What skills has the MPA-ESP program taught you that you think have proven useful to your current position?
I think the most prevalent is the simultaneous ability to “zoom in” and consider minute, yet important, details, and then quickly “zoom out” and think strategically about how a particular project or initiative fits into the bigger picture. In addition, the desire to always work hard with diverse colleagues and ideas, along with the capacity to understand the interconnected systems that contribute to the challenges BRAC faces. For example, poor sanitation and contaminated environments contribute to unhealthy people, and unhealthy people cannot attend school. This leads to uneducated people who may not be able to contribute to public policy, leading to weak policy initiatives that can cause corruption, and the cycle goes on.
International development is full of holistic challenges—my personal passion might be the environment, but the environment is just one piece of the larger puzzle and is not a stand-alone silo. Understanding how the environment fits into larger systems was critical to much of the work in the ESP program and has proven integral in my current role.
What skills and tools do you hope to acquire through this job?
The majority of my international development and environmental work has been in Latin America, but in this role, I’m working in new parts of the world. I am experiencing both small and big differences that allow me to understand the subtle and complex details that contribute to the success or failure of projects, including cultural norms, religious diversity and holidays, other languages, different styles of cuisines and eating, modes of transportation, and political systems. It’s a multifaceted world—the ability to use an environmental lens to contribute, grow and learn is my biggest challenge and greatest desire for helping the organization achieve its mission of poverty alleviation.
What kinds of environmental initiatives do you hope to start in your new position?
BRAC is completing a 2016-2020 strategic vision, and climate change has been identified as an integral area. Because BRAC is such a huge organization that is already working with millions of people who are and will be disproportionately affected by climate change, this is a tremendous opportunity. I hope to use my experience and Columbia degree to contribute to the larger environmental and climatic conversation at the organization—and the decisions made by an organization as huge as BRAC have global impacts.
On a much smaller scale, I spent three weeks in Bangladesh in August and I immediately noticed a potential economic development and sanitation project—working with the people who collect and sell recycling. All over the country, they are already operating within a complex system and there is potential to formalize their jobs. This would allow access to social services, increased incomes and improved health care, amongst other areas to improve general human, economic and environmental health.
Students in the MPA in Environmental Science and Policy program enroll in a year-long, 54-credit program offered at Columbia University’s School of International and Public Affairs, in partnership with the Earth Institute.
Since it began in 2002, the MPA in Environmental Science and Policy program has given students the hands-on experience, and the analytical and decision-making tools to implement effective environmental and sustainable management policies.
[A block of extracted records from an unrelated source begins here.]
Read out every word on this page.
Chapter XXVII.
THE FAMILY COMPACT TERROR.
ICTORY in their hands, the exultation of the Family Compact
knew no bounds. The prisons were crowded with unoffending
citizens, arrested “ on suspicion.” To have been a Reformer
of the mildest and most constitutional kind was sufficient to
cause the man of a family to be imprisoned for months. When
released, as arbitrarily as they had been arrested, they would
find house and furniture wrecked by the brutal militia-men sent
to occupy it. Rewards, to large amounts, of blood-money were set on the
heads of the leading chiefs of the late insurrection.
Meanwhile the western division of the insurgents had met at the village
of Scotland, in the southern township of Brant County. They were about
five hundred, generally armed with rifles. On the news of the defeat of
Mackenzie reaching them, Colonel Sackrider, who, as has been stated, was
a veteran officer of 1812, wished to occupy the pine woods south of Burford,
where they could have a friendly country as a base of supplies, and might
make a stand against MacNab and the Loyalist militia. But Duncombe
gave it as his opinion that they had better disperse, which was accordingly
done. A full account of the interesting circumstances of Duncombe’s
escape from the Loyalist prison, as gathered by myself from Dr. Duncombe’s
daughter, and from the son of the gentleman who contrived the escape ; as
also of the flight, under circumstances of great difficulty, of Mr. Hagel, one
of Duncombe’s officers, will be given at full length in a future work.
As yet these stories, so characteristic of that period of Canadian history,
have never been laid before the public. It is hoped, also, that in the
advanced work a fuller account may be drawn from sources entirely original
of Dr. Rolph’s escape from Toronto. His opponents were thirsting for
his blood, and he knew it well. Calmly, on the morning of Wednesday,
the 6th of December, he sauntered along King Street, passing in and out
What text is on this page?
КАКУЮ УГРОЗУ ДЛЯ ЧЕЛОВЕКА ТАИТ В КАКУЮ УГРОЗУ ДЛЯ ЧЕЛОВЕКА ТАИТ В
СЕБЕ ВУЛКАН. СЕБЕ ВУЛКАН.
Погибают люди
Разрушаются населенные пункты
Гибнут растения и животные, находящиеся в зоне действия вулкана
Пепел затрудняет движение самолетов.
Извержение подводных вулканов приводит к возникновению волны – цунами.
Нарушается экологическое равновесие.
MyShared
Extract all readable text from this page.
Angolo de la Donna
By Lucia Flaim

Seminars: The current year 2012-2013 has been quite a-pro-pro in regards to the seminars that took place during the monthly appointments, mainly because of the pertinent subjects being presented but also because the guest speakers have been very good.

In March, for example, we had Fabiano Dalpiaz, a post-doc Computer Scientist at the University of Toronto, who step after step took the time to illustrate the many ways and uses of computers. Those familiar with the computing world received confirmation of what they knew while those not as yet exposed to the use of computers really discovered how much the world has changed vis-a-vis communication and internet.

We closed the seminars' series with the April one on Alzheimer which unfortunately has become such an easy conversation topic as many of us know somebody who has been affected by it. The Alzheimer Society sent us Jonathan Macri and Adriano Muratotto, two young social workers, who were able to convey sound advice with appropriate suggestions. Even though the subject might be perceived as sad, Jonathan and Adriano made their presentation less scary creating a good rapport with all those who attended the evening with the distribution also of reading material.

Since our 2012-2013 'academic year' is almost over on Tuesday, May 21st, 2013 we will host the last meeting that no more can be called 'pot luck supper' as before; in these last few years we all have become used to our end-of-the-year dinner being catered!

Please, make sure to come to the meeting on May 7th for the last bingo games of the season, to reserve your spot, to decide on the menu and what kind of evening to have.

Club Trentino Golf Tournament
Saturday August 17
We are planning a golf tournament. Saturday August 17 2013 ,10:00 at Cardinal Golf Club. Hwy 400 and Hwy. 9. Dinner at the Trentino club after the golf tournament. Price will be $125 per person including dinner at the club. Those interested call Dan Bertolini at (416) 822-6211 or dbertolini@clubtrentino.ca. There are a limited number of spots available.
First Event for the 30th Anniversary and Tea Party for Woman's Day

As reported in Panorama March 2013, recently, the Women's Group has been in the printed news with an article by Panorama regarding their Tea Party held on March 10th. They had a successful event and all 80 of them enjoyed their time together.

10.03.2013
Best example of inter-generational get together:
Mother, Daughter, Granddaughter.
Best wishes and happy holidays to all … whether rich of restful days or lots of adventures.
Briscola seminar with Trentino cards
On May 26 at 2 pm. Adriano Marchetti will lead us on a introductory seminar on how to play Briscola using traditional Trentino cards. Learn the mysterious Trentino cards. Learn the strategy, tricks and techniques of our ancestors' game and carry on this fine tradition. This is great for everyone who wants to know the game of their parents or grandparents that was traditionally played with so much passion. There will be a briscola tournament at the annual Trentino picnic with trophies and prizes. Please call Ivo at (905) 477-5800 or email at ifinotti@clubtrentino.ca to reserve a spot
The program’s 741 graduates have advanced to jobs in domestic and international environmental policy, working in government, private and non-profit sectors. Their work involves issues of sustainability, resource use and global change, in fields focused on air, water, climate, energy efficiency, food, agriculture, transportation and waste management. They work as consultants, advisers, project managers, program directors, policy analysts, teachers, researchers and environmental scientists and engineers.